A 2-year-old child presents with a chief complaint of right ear pain. A thorough history and physical examination is preformed that includes otoscopy. What is the most reliable clinical sign of acute otitis media?

  1. A.

    Concave tympanic membrane

  2. B.

    Convex tympanic membrane

  3. C.

    Erythematous tympanic membrane

  4. D.

    Loss of mobility of tympanic membrane on pneumatic otoscopy

  5. E.

    Retracted and opaque tympanic membrane

Correct Answer:

D. Loss of mobility of tympanic membrane on pneumatic otoscopy

Critique

Acute otitis media is primarily a disease of children.
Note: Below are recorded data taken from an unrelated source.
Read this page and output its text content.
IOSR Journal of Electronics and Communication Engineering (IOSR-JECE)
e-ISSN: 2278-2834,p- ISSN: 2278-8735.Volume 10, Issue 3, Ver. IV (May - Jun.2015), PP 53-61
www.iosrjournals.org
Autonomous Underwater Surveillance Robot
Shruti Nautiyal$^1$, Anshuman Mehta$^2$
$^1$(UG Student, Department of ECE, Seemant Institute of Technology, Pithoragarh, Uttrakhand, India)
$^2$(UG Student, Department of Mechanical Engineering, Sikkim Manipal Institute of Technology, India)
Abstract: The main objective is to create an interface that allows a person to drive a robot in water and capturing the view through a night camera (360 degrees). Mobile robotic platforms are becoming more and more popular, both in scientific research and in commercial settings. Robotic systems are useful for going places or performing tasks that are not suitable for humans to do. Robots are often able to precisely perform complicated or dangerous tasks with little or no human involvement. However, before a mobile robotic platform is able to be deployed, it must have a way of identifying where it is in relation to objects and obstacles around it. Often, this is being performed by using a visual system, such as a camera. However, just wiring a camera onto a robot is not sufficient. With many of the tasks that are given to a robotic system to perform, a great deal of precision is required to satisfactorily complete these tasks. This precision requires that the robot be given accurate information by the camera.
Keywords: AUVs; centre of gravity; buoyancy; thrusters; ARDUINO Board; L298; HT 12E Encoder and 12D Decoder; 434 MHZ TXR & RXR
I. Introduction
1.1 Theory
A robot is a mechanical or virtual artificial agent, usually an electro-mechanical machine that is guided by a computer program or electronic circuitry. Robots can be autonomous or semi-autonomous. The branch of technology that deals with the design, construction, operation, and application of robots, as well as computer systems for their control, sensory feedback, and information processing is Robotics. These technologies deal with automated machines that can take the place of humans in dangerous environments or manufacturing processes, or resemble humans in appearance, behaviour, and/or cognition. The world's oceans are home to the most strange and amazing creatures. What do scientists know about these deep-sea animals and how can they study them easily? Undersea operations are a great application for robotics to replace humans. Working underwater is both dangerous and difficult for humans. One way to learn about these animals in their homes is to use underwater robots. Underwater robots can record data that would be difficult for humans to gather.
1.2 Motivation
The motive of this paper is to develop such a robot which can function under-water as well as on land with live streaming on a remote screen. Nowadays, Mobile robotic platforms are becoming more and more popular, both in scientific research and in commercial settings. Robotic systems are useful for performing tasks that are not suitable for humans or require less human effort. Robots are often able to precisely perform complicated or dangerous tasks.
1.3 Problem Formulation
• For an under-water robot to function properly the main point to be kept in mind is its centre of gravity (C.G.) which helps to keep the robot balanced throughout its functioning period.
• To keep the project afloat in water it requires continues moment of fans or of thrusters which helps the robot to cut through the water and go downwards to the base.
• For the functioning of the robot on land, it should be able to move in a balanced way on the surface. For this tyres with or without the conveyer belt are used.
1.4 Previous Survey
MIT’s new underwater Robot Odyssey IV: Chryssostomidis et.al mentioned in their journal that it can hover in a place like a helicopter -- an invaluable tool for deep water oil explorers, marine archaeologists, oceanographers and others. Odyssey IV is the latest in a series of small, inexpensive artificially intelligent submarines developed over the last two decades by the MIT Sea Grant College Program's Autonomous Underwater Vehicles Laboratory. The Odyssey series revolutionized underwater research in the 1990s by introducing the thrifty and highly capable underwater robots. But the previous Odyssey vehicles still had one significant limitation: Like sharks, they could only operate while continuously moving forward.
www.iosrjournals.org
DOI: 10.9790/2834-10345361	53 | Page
Young children are susceptible because

  • the eustachian tubes are not angled downward and do not drain well

  • relatively small tube size

  • higher frequency of URI

The three criteria have been stipulated from the AAP guidelines

  • Acute, abrupt onset of signs and symptoms such as otalgia, otorrhea, irritability, and fever

  • Evidence of middle ear fluid such as bulging tympanic membrane (TM), an air-fluid level or air bubbles behind the TM, otorrhea, or limited TM mobility on tympanometry, pneumatic otoscopy, or acoustic reflectometry

  • Signs or symptoms of inflammation in the ME, such as distinct erythema of the TM

Otoscopic examination is important for the diagnosis of otitis media. A bulging, nonmobile tympanic membrane on pneumatic otoscopy is characteristic for acute otitis media. Beware that crying and/or fever can both result in an erythematous TM and are therefore unreliable. A retracted and opaque tympanic membrane may represent an effusion.

Take-Home Message

A tympanic membrane with impaired mobility is diagnostic for acute otitis media.

ABP Content Specification

  • Know the anatomy and pathophysiology relevant to otoscopic examination.

Question 25

A 7-year-old child is bitten by a dog and sustains a 1-cm laceration to the superior aspect of his right pinna. The wound includes the skin as well as the cartilage. After properly anesthetizing the area, what is the preferred method of closure for this laceration?

  1. A.

    Approximate and suture skin only carefully avoiding manipulation of the cartilage

  2. B.

    Approximate wound without sutures and employ a compressive dressing

  3. C.

    Approximate cartilage and skin together at the same time with sutures

  4. D.

    Approximate cartilage with sutures first, then approximate and suture skin

  5. E.

    Animal bites to the face should be left to heal via secondary intention

Correct Answer:

D. Approximate cartilage with sutures first, then approximate and suture skin.

Critique

The primary goals are coverage of exposed cartilage and prevention of wound hematoma. Ear laceration repair is accomplished by first approximating the exposed cartilage and suturing with 4-0 or 5-0 absorbable sutures. The anterior and posterior perichondrium should be included in the sutures. Next, the posterior skin surface should be approximated using 5-0 or 6-0 nonabsorbable sutures. Cartilage is an avascular tissue and receives nutrients via the skin. Therefore, all exposed cartilage should be covered. Finally, all ear lacerations should be enclosed with a compression dressing to prevent hematoma formation. Many recommend antibiotic prophylaxis including Pseudomonas. Beware that ear injuries are rare in children under 1 year of age and one should consider evaluation for nonaccidental trauma.

Take-Home Message

When suturing a laceration of the ear that involves the ear cartilage, approximate cartilage with sutures first, then approximate and suture skin.

ABP Content Specification

  • Plan the key steps and know the potential pitfalls in performing external ear procedures.